[471] A. C. Maury, H. A., 28, 79, 1897.

[472] Russell, Ap. J., in press.

[473] Stewart, Phys. Rev., 22, 324, 1923; Russell and Stewart, Ap. J., 59, 197, 1924.

[474] A. N., 179, 374, 1908; A. N., 192, 262, 1912.

[475] Harper and Young, J. R. A. S. Can., 18, 9, 1924.

CHAPTER XIII
THE RELATIVE ABUNDANCE OF THE ELEMENTS

THE relative frequency of atomic species has for some time been of recognized significance. Numerous deductions have been based upon the observed terrestrial distribution of the elements; for example, attention has been drawn to the preponderance of the lighter elements (comprising those of atomic number less than thirty), to the “law of even numbers,” which states that elements of even atomic number are far more frequent than elements of odd atomic number, and to the high frequency of atoms with an atomic weight that is a multiple of four.

The existence of these general relations for the atoms that occur in the crust of the earth is in itself a fact of the highest interest, but the considerations contained in the present chapter indicate that such relations also hold for the atoms that constitute the stellar atmospheres and therefore have an even deeper significance than was at first supposed. Data on the subject of the relative frequency of the different species of atoms contain a possible key to the problem of the evolution and stability of the elements. Though the time does not as yet seem ripe for an interpretation of the facts, the collection of data on a comprehensive scale will prepare the way for theory, and will help to place it, when it comes, on a sound observational basis.

The intensity of the absorption lines associated with an element immediately suggests itself as a possible source of information on relative abundance. But the same species of atom gives rise simultaneously to lines of different intensities belonging to the same series, and also to different series, which change in intensity relative to one another according to the temperature of the star. The intensity of the absorption line is, of course, a very complex function of the temperature, the pressure, and the atomic constants—a matter that has been discussed in detail in the preceding seven chapters.
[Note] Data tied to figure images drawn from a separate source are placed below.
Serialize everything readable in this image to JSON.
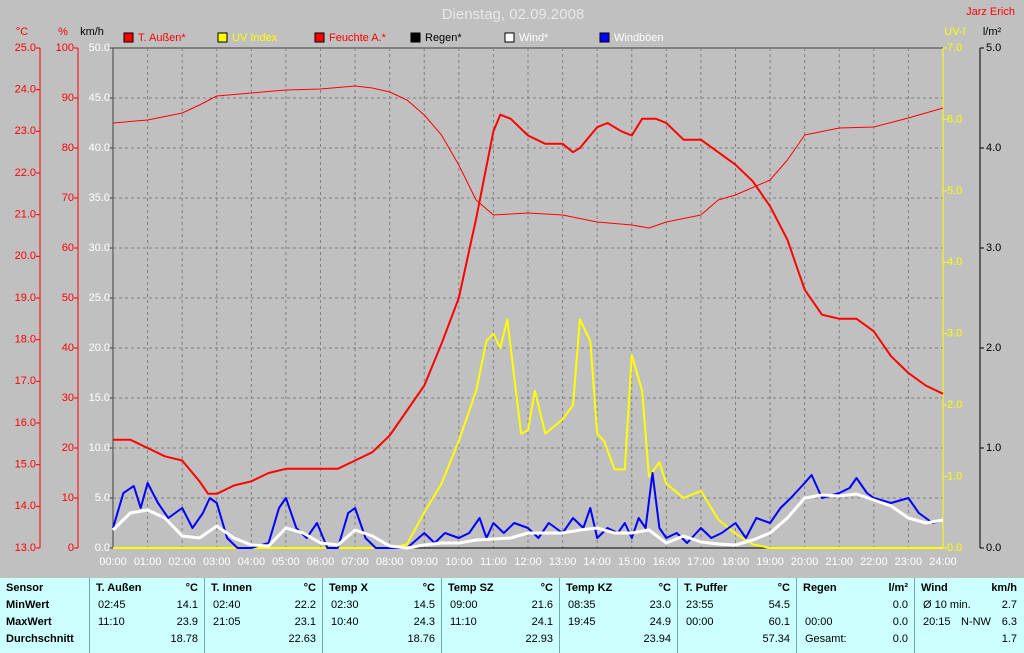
{
  "chart_data": {
    "type": "line",
    "title": "Dienstag, 02.09.2008",
    "author": "Jarz Erich",
    "xlim": [
      0,
      24
    ],
    "xticks": [
      {
        "value": 0,
        "label": "00:00"
      },
      {
        "value": 1,
        "label": "01:00"
      },
      {
        "value": 2,
        "label": "02:00"
      },
      {
        "value": 3,
        "label": "03:00"
      },
      {
        "value": 4,
        "label": "04:00"
      },
      {
        "value": 5,
        "label": "05:00"
      },
      {
        "value": 6,
        "label": "06:00"
      },
      {
        "value": 7,
        "label": "07:00"
      },
      {
        "value": 8,
        "label": "08:00"
      },
      {
        "value": 9,
        "label": "09:00"
      },
      {
        "value": 10,
        "label": "10:00"
      },
      {
        "value": 11,
        "label": "11:00"
      },
      {
        "value": 12,
        "label": "12:00"
      },
      {
        "value": 13,
        "label": "13:00"
      },
      {
        "value": 14,
        "label": "14:00"
      },
      {
        "value": 15,
        "label": "15:00"
      },
      {
        "value": 16,
        "label": "16:00"
      },
      {
        "value": 17,
        "label": "17:00"
      },
      {
        "value": 18,
        "label": "18:00"
      },
      {
        "value": 19,
        "label": "19:00"
      },
      {
        "value": 20,
        "label": "20:00"
      },
      {
        "value": 21,
        "label": "21:00"
      },
      {
        "value": 22,
        "label": "22:00"
      },
      {
        "value": 23,
        "label": "23:00"
      },
      {
        "value": 24,
        "label": "24:00"
      }
    ],
    "axes": [
      {
        "label": "°C",
        "color": "#ff0000",
        "lim": [
          13,
          25
        ],
        "ticks": [
          {
            "value": 13,
            "label": "13.0"
          },
          {
            "value": 14,
            "label": "14.0"
          },
          {
            "value": 15,
            "label": "15.0"
          },
          {
            "value": 16,
            "label": "16.0"
          },
          {
            "value": 17,
            "label": "17.0"
          },
          {
            "value": 18,
            "label": "18.0"
          },
          {
            "value": 19,
            "label": "19.0"
          },
          {
            "value": 20,
            "label": "20.0"
          },
          {
            "value": 21,
            "label": "21.0"
          },
          {
            "value": 22,
            "label": "22.0"
          },
          {
            "value": 23,
            "label": "23.0"
          },
          {
            "value": 24,
            "label": "24.0"
          },
          {
            "value": 25,
            "label": "25.0"
          }
        ]
      },
      {
        "label": "%",
        "color": "#ff0000",
        "lim": [
          0,
          100
        ],
        "ticks": [
          0,
          10,
          20,
          30,
          40,
          50,
          60,
          70,
          80,
          90,
          100
        ]
      },
      {
        "label": "km/h",
        "color": "#ffffff",
        "lim": [
          0,
          50
        ],
        "grid": true,
        "ticks": [
          {
            "value": 0,
            "label": "0.0"
          },
          {
            "value": 5,
            "label": "5.0"
          },
          {
            "value": 10,
            "label": "10.0"
          },
          {
            "value": 15,
            "label": "15.0"
          },
          {
            "value": 20,
            "label": "20.0"
          },
          {
            "value": 25,
            "label": "25.0"
          },
          {
            "value": 30,
            "label": "30.0"
          },
          {
            "value": 35,
            "label": "35.0"
          },
          {
            "value": 40,
            "label": "40.0"
          },
          {
            "value": 45,
            "label": "45.0"
          },
          {
            "value": 50,
            "label": "50.0"
          }
        ]
      },
      {
        "label": "UV-I",
        "color": "#ffff00",
        "lim": [
          0,
          7
        ],
        "ticks": [
          {
            "value": 0,
            "label": "0.0"
          },
          {
            "value": 1,
            "label": "1.0"
          },
          {
            "value": 2,
            "label": "2.0"
          },
          {
            "value": 3,
            "label": "3.0"
          },
          {
            "value": 4,
            "label": "4.0"
          },
          {
            "value": 5,
            "label": "5.0"
          },
          {
            "value": 6,
            "label": "6.0"
          },
          {
            "value": 7,
            "label": "7.0"
          }
        ]
      },
      {
        "label": "l/m²",
        "color": "#000000",
        "lim": [
          0,
          5
        ],
        "ticks": [
          {
            "value": 0,
            "label": "0.0"
          },
          {
            "value": 1,
            "label": "1.0"
          },
          {
            "value": 2,
            "label": "2.0"
          },
          {
            "value": 3,
            "label": "3.0"
          },
          {
            "value": 4,
            "label": "4.0"
          },
          {
            "value": 5,
            "label": "5.0"
          }
        ]
      }
    ],
    "series": [
      {
        "name": "T. Außen*",
        "color": "#ff0000",
        "axis": 0,
        "width": 2,
        "x": [
          0,
          0.5,
          1,
          1.5,
          2,
          2.5,
          2.75,
          3,
          3.5,
          4,
          4.5,
          5,
          5.5,
          6,
          6.5,
          7,
          7.5,
          8,
          8.5,
          9,
          9.5,
          10,
          10.5,
          11,
          11.2,
          11.5,
          12,
          12.5,
          13,
          13.3,
          13.5,
          14,
          14.3,
          14.7,
          15,
          15.3,
          15.7,
          16,
          16.5,
          17,
          17.5,
          18,
          18.5,
          19,
          19.5,
          20,
          20.5,
          21,
          21.5,
          22,
          22.5,
          23,
          23.5,
          24
        ],
        "values": [
          15.6,
          15.6,
          15.4,
          15.2,
          15.1,
          14.6,
          14.3,
          14.3,
          14.5,
          14.6,
          14.8,
          14.9,
          14.9,
          14.9,
          14.9,
          15.1,
          15.3,
          15.7,
          16.3,
          16.9,
          17.9,
          19.0,
          20.9,
          23.0,
          23.4,
          23.3,
          22.9,
          22.7,
          22.7,
          22.5,
          22.6,
          23.1,
          23.2,
          23.0,
          22.9,
          23.3,
          23.3,
          23.2,
          22.8,
          22.8,
          22.5,
          22.2,
          21.8,
          21.2,
          20.4,
          19.2,
          18.6,
          18.5,
          18.5,
          18.2,
          17.6,
          17.2,
          16.9,
          16.7
        ]
      },
      {
        "name": "UV Index",
        "color": "#ffff00",
        "axis": 3,
        "width": 2,
        "x": [
          0,
          8,
          8.5,
          9,
          9.5,
          10,
          10.5,
          10.8,
          11,
          11.2,
          11.4,
          11.6,
          11.8,
          12,
          12.2,
          12.5,
          13,
          13.3,
          13.5,
          13.8,
          14,
          14.2,
          14.5,
          14.8,
          15,
          15.3,
          15.5,
          15.8,
          16,
          16.5,
          17,
          17.5,
          18,
          18.5,
          19,
          24
        ],
        "values": [
          0,
          0,
          0.05,
          0.5,
          0.9,
          1.5,
          2.2,
          2.9,
          3.0,
          2.8,
          3.2,
          2.4,
          1.6,
          1.65,
          2.2,
          1.6,
          1.8,
          2.0,
          3.2,
          2.9,
          1.6,
          1.5,
          1.1,
          1.1,
          2.7,
          2.2,
          1.0,
          1.2,
          0.9,
          0.7,
          0.8,
          0.4,
          0.2,
          0.05,
          0,
          0
        ]
      },
      {
        "name": "Feuchte A.*",
        "color": "#ff0000",
        "axis": 1,
        "width": 1,
        "x": [
          0,
          1,
          2,
          2.5,
          3,
          4,
          5,
          6,
          7,
          7.5,
          8,
          8.5,
          9,
          9.5,
          10,
          10.5,
          11,
          12,
          13,
          14,
          15,
          15.5,
          16,
          17,
          17.5,
          18,
          19,
          19.5,
          20,
          21,
          22,
          23,
          24
        ],
        "values": [
          85,
          85.6,
          87,
          88.6,
          90.4,
          91,
          91.6,
          91.8,
          92.4,
          92,
          91.2,
          89.6,
          86.6,
          82.6,
          76.6,
          69.6,
          66.6,
          67,
          66.6,
          65.2,
          64.6,
          64,
          65.2,
          66.6,
          69.6,
          70.6,
          73.6,
          77.6,
          82.6,
          84,
          84.2,
          86,
          88
        ]
      },
      {
        "name": "Regen*",
        "color": "#000000",
        "axis": 4,
        "width": 1,
        "x": [
          0,
          24
        ],
        "values": [
          0,
          0
        ]
      },
      {
        "name": "Wind*",
        "color": "#ffffff",
        "axis": 2,
        "width": 3,
        "x": [
          0,
          0.5,
          1,
          1.5,
          2,
          2.5,
          3,
          3.5,
          4,
          4.5,
          5,
          5.5,
          6,
          6.5,
          7,
          7.5,
          8,
          8.5,
          9,
          9.5,
          10,
          10.5,
          11,
          11.5,
          12,
          13,
          13.5,
          14,
          14.5,
          15,
          15.5,
          16,
          16.5,
          17,
          17.5,
          18,
          18.5,
          19,
          19.5,
          20,
          20.5,
          21,
          21.5,
          22,
          22.5,
          23,
          23.5,
          24
        ],
        "values": [
          1.8,
          3.5,
          3.8,
          3.0,
          1.2,
          1.0,
          2.2,
          1.0,
          0.3,
          0.2,
          2.0,
          1.5,
          0.5,
          0.3,
          1.8,
          1.2,
          0.2,
          0,
          0.3,
          0.5,
          0.5,
          0.8,
          0.9,
          1.0,
          1.5,
          1.5,
          1.8,
          2.0,
          1.5,
          1.5,
          1.8,
          0.5,
          1.2,
          0.6,
          0.4,
          0.3,
          0.8,
          1.5,
          3.0,
          5.0,
          5.3,
          5.2,
          5.4,
          4.8,
          4.2,
          3.0,
          2.5,
          2.8
        ]
      },
      {
        "name": "Windböen",
        "color": "#0000ff",
        "axis": 2,
        "width": 2,
        "x": [
          0,
          0.3,
          0.6,
          0.8,
          1,
          1.3,
          1.6,
          2,
          2.3,
          2.6,
          2.8,
          3,
          3.3,
          3.6,
          4,
          4.5,
          4.8,
          5,
          5.3,
          5.6,
          5.9,
          6.2,
          6.5,
          6.8,
          7,
          7.3,
          7.6,
          8,
          8.5,
          9,
          9.3,
          9.6,
          10,
          10.3,
          10.6,
          10.8,
          11,
          11.3,
          11.6,
          12,
          12.3,
          12.6,
          13,
          13.3,
          13.6,
          13.8,
          14,
          14.3,
          14.6,
          14.8,
          15,
          15.2,
          15.4,
          15.6,
          15.8,
          16,
          16.3,
          16.6,
          17,
          17.3,
          17.6,
          18,
          18.3,
          18.6,
          19,
          19.3,
          19.6,
          20,
          20.2,
          20.5,
          21,
          21.3,
          21.5,
          21.8,
          22,
          22.5,
          23,
          23.3,
          23.5,
          23.7,
          24
        ],
        "values": [
          2,
          5.5,
          6.2,
          4,
          6.5,
          4.5,
          3,
          4,
          2,
          3.5,
          5,
          4.5,
          1,
          0,
          0,
          0.5,
          4,
          5,
          2,
          1,
          2.5,
          0,
          0,
          3.5,
          4,
          1,
          0,
          0,
          0,
          1.5,
          0.5,
          1.5,
          1,
          1.5,
          3,
          1,
          2.5,
          1.5,
          2.5,
          2,
          1,
          2.5,
          1.5,
          3,
          2,
          4,
          1,
          2,
          1.5,
          2.5,
          1,
          3,
          2,
          7.5,
          2,
          1,
          1.5,
          0.5,
          2,
          1,
          1.5,
          2.5,
          1,
          3,
          2.5,
          4,
          5,
          6.5,
          7.3,
          5,
          5.5,
          6,
          7,
          5.5,
          5,
          4.5,
          5,
          3.5,
          3,
          2.5,
          2.8
        ]
      }
    ]
  },
  "table": {
    "columns": [
      {
        "name": "Sensor"
      },
      {
        "name": "T. Außen",
        "unit": "°C"
      },
      {
        "name": "T. Innen",
        "unit": "°C"
      },
      {
        "name": "Temp X",
        "unit": "°C"
      },
      {
        "name": "Temp SZ",
        "unit": "°C"
      },
      {
        "name": "Temp KZ",
        "unit": "°C"
      },
      {
        "name": "T. Puffer",
        "unit": "°C"
      },
      {
        "name": "Regen",
        "unit": "l/m²"
      },
      {
        "name": "Wind",
        "unit": "km/h"
      }
    ],
    "rows": [
      {
        "label": "MinWert",
        "cells": [
          [
            "02:45",
            "14.1"
          ],
          [
            "02:40",
            "22.2"
          ],
          [
            "02:30",
            "14.5"
          ],
          [
            "09:00",
            "21.6"
          ],
          [
            "08:35",
            "23.0"
          ],
          [
            "23:55",
            "54.5"
          ],
          [
            "0.0"
          ],
          [
            "Ø 10 min.",
            "2.7"
          ]
        ]
      },
      {
        "label": "MaxWert",
        "cells": [
          [
            "11:10",
            "23.9"
          ],
          [
            "21:05",
            "23.1"
          ],
          [
            "10:40",
            "24.3"
          ],
          [
            "11:10",
            "24.1"
          ],
          [
            "19:45",
            "24.9"
          ],
          [
            "00:00",
            "60.1"
          ],
          [
            "00:00",
            "0.0"
          ],
          [
            "20:15",
            "N-NW",
            "6.3"
          ]
        ]
      },
      {
        "label": "Durchschnitt",
        "cells": [
          [
            "18.78"
          ],
          [
            "22.63"
          ],
          [
            "18.76"
          ],
          [
            "22.93"
          ],
          [
            "23.94"
          ],
          [
            "57.34"
          ],
          [
            "Gesamt:",
            "0.0"
          ],
          [
            "1.7"
          ]
        ]
      }
    ]
  }
}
The observed intensity can therefore be used directly for only a crude estimate of abundance. Roughly speaking, the lines of the lighter elements predominate in the spectra of stellar atmospheres, and probably the corresponding atoms constitute the greater part of the atmosphere of the star, as they do of the earth’s crust. Beyond a general inference such as this, few direct conclusions can be drawn from line-intensities. Russell[476] made the solar spectrum the basis of a discussion in which he pointed out the apparent similarity in composition between the crust of the earth, the atmosphere of the star, and the meteorites of the stony variety. The method used by him should be expected, in the light of subsequent work, to yield only qualitative results, since it took no account of the relative probabilities of the atomic states corresponding to different lines in the spectrum.